Freitas immigrated to Los Angeles in 2012. Aside from her identity as a person with a visible difference, mask-wearing has also been challenging for her as a nonnative English speaker. “English is my second language and pronunciation is hard for me,” Freitas explained.

Freitas’s story helped me recognize how layered and varied mask-wearing experiences are for people with facial differences, depending on other aspects of identity. As a straight white woman, I know I am privileged that wearing a mask even offers me security. The mask I wear for physical and emotional safety puts black people and people of color at even more of a risk of police bias and brutality. In 2019, black Americans were 2.5 times more likely to be killed by police than white Americans. Black disabled people (which includes those with physical differences) and black trans people are even more likely to be killed by police.

I can be in public with a mask covering my face and feel relief knowing I likely won’t be harassed due to my appearance, but many people with facial differences cannot.

This is true for Atlanta-based writer Rasheera Dopson, who runs the website Beauty with a Twist. Dopson has Goldenhar Syndrome — a condition affecting the development of the ear, eye, and spine — and Vater’s Syndrome which describes congenital abnormalities in several parts of the body. Dopson is also black. She is hard of hearing due to her underdeveloped right ear and like me, her face is asymmetrical. Not only does wearing a mask create a sound barrier, but since traditional masks don’t stay on her face, Dopson had one custom made. “A part of me likes the concealedness of it all,” Dopson said, “because people make contact with my eyes first before the rest of my face which is refreshing. But then as a person who is also hard of hearing, it makes it hard to receive sound.
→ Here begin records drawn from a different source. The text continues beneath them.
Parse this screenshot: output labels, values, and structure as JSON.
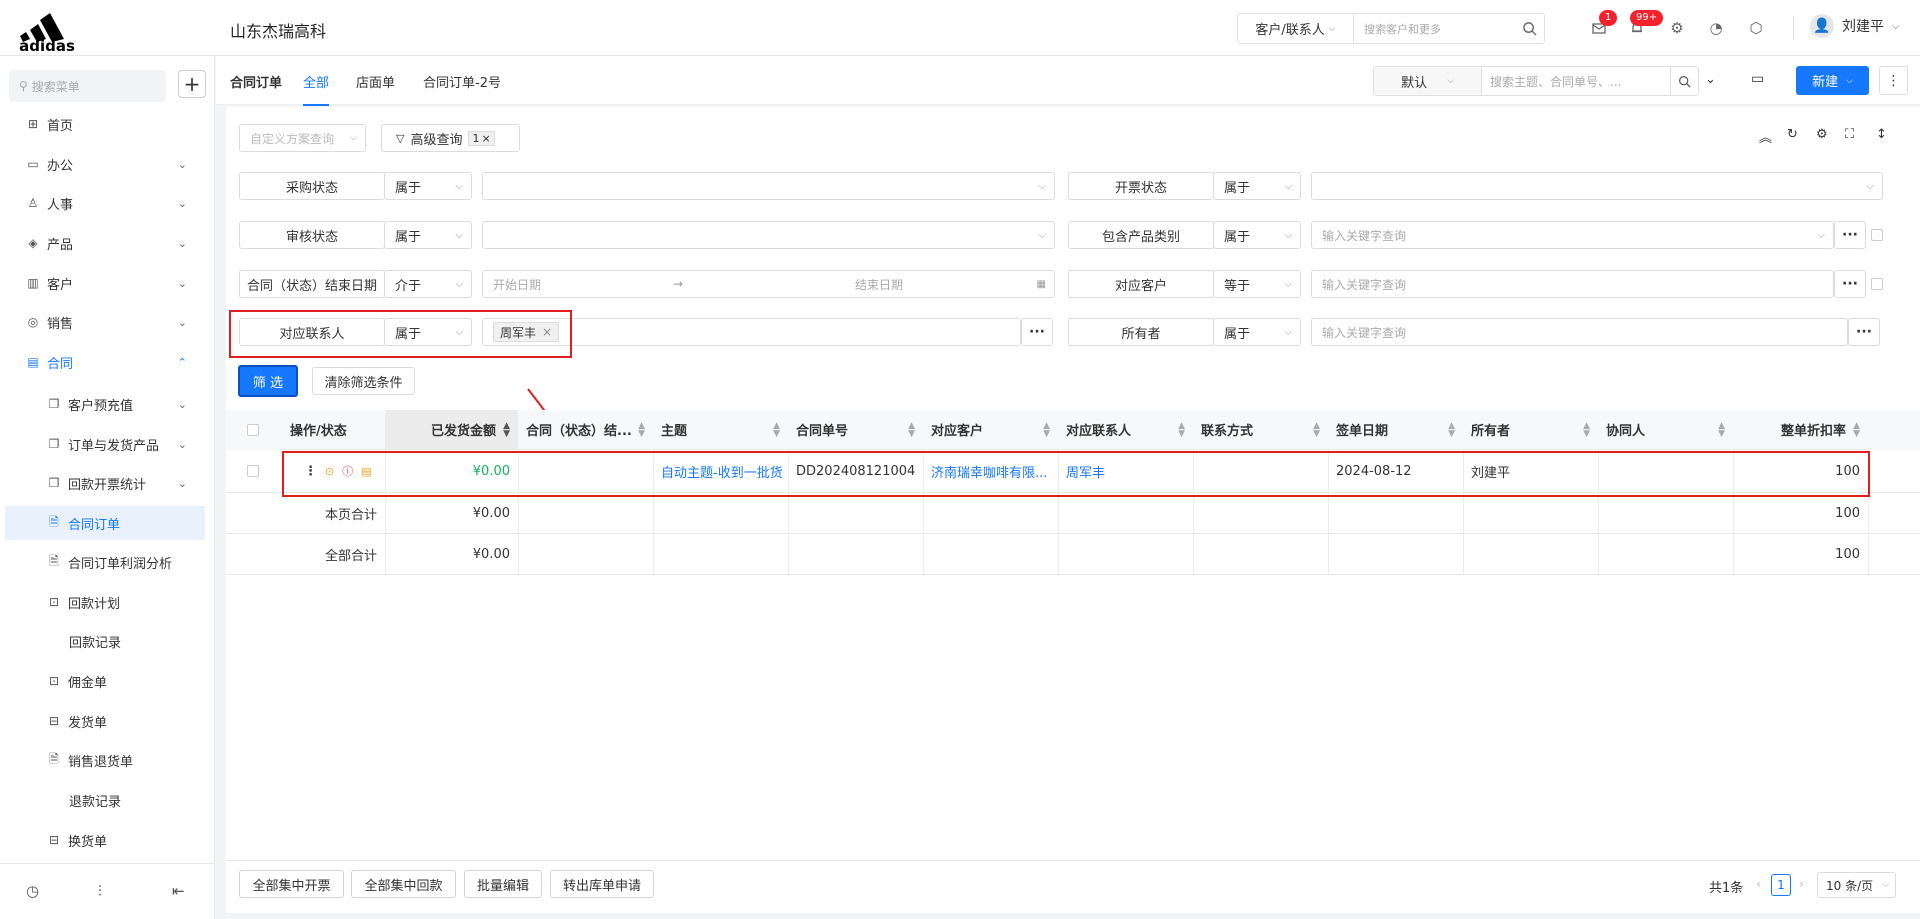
{
  "header": {
    "company": "山东杰瑞高科",
    "search_scope": "客户/联系人",
    "search_placeholder": "搜索客户和更多",
    "mail_badge": "1",
    "bell_badge": "99+",
    "user_name": "刘建平"
  },
  "sidebar": {
    "search_placeholder": "搜索菜单",
    "items": [
      {
        "label": "首页",
        "icon": "home-icon"
      },
      {
        "label": "办公",
        "icon": "office-icon"
      },
      {
        "label": "人事",
        "icon": "people-icon"
      },
      {
        "label": "产品",
        "icon": "box-icon"
      },
      {
        "label": "客户",
        "icon": "building-icon"
      },
      {
        "label": "销售",
        "icon": "target-icon"
      },
      {
        "label": "合同",
        "icon": "contract-icon"
      },
      {
        "label": "客户预充值",
        "icon": "copy-icon"
      },
      {
        "label": "订单与发货产品",
        "icon": "copy-icon"
      },
      {
        "label": "回款开票统计",
        "icon": "copy-icon"
      },
      {
        "label": "合同订单",
        "icon": "doc-icon"
      },
      {
        "label": "合同订单利润分析",
        "icon": "doc-icon"
      },
      {
        "label": "回款计划",
        "icon": "doc-icon"
      },
      {
        "label": "回款记录",
        "icon": ""
      },
      {
        "label": "佣金单",
        "icon": "doc-icon"
      },
      {
        "label": "发货单",
        "icon": "truck-icon"
      },
      {
        "label": "销售退货单",
        "icon": "doc-icon"
      },
      {
        "label": "退款记录",
        "icon": ""
      },
      {
        "label": "换货单",
        "icon": "doc-icon"
      }
    ]
  },
  "tabs": {
    "title": "合同订单",
    "items": [
      "全部",
      "店面单",
      "合同订单-2号"
    ],
    "view": "默认",
    "search_placeholder": "搜索主题、合同单号、...",
    "new_label": "新建"
  },
  "filters": {
    "custom_scheme": "自定义方案查询",
    "advanced": "高级查询",
    "advanced_count": "1",
    "rows": [
      {
        "label": "采购状态",
        "op": "属于",
        "value": ""
      },
      {
        "label": "开票状态",
        "op": "属于",
        "value": ""
      },
      {
        "label": "审核状态",
        "op": "属于",
        "value": ""
      },
      {
        "label": "包含产品类别",
        "op": "属于",
        "value": "输入关键字查询"
      },
      {
        "label": "合同（状态）结束日期",
        "op": "介于",
        "start": "开始日期",
        "end": "结束日期"
      },
      {
        "label": "对应客户",
        "op": "等于",
        "value": "输入关键字查询"
      },
      {
        "label": "对应联系人",
        "op": "属于",
        "tag": "周军丰"
      },
      {
        "label": "所有者",
        "op": "属于",
        "value": "输入关键字查询"
      }
    ],
    "filter_btn": "筛 选",
    "clear_btn": "清除筛选条件"
  },
  "table": {
    "columns": [
      "操作/状态",
      "已发货金额",
      "合同（状态）结...",
      "主题",
      "合同单号",
      "对应客户",
      "对应联系人",
      "联系方式",
      "签单日期",
      "所有者",
      "协同人",
      "整单折扣率"
    ],
    "rows": [
      {
        "shipped": "¥0.00",
        "end": "",
        "subject": "自动主题-收到一批货",
        "no": "DD202408121004",
        "customer": "济南瑞幸咖啡有限...",
        "contact": "周军丰",
        "phone": "",
        "date": "2024-08-12",
        "owner": "刘建平",
        "collab": "",
        "discount": "100"
      }
    ],
    "page_total_label": "本页合计",
    "page_total_amount": "¥0.00",
    "page_total_discount": "100",
    "all_total_label": "全部合计",
    "all_total_amount": "¥0.00",
    "all_total_discount": "100"
  },
  "footer": {
    "buttons": [
      "全部集中开票",
      "全部集中回款",
      "批量编辑",
      "转出库单申请"
    ],
    "total": "共1条",
    "page": "1",
    "page_size": "10 条/页"
  }
}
I can’t read lips,” she explained.

As a black disabled woman with a facial difference, Dopson’s mask conceals her physical disability and her facial difference, but it doesn’t eliminate race-based discrimination.
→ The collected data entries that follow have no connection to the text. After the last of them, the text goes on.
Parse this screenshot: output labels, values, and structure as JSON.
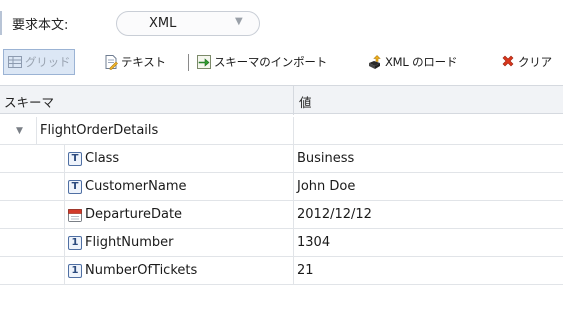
{
  "header": {
    "label": "要求本文:",
    "type_select": {
      "value": "XML"
    }
  },
  "toolbar": {
    "grid_label": "グリッド",
    "text_label": "テキスト",
    "import_schema_label": "スキーマのインポート",
    "load_xml_label": "XML のロード",
    "clear_label": "クリア"
  },
  "grid": {
    "columns": {
      "schema": "スキーマ",
      "value": "値"
    },
    "root": {
      "name": "FlightOrderDetails",
      "value": ""
    },
    "rows": [
      {
        "name": "Class",
        "value": "Business",
        "icon": "text-type-icon"
      },
      {
        "name": "CustomerName",
        "value": "John Doe",
        "icon": "text-type-icon"
      },
      {
        "name": "DepartureDate",
        "value": "2012/12/12",
        "icon": "calendar-type-icon"
      },
      {
        "name": "FlightNumber",
        "value": "1304",
        "icon": "number-type-icon"
      },
      {
        "name": "NumberOfTickets",
        "value": "21",
        "icon": "number-type-icon"
      }
    ]
  },
  "icons": {
    "text_type_glyph": "T",
    "number_type_glyph": "1"
  },
  "colors": {
    "active_button_bg": "#dce7f5",
    "import_arrow": "#2f9e2f",
    "clear_x": "#d9361c"
  }
}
Dopson told me about a recent public encounter she had where an employee looked at her with disgust when she entered a store. “Now, most times when that happens I always know it’s attributed to my facial difference. But this time I had on a mask and her stares were extremely blatant,” Dopson explained. “I knew at that moment her indifference toward me was about my skin tone and not my difference.” The employee’s reaction intensified when she saw Dopson’s facial difference. “I can’t wear a mask to hide my skin tone,” Dopson said. “And the second I pulled off my mask to make my speech more clear and she realized that I also had a facial difference, the level of discomfort she displayed on her face in seeing my blackness and disability was too much for her. I quickly removed myself from the store and situation.”
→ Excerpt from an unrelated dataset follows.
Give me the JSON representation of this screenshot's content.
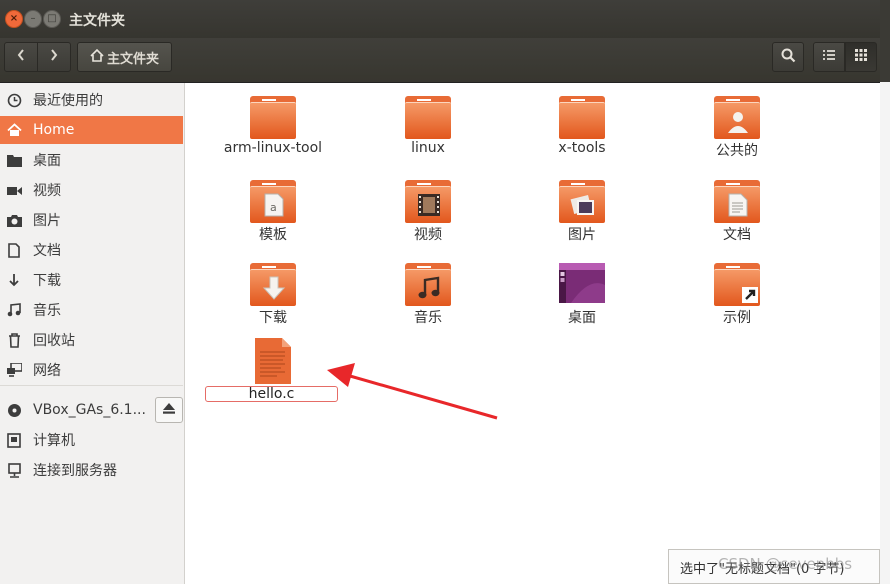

It’s because of experiences like this that Dopson understands the appeal of wearing a mask for people with facial differences. “It’s a comfort thing,” she said.

Wearing a mask is of course important to help stop the spread of covid-19, but if and when they are no longer necessary, I hope the facial difference community finds power in refusing to cover our faces once again.

As Dopson put it, “we have nothing to hide or be ashamed of.”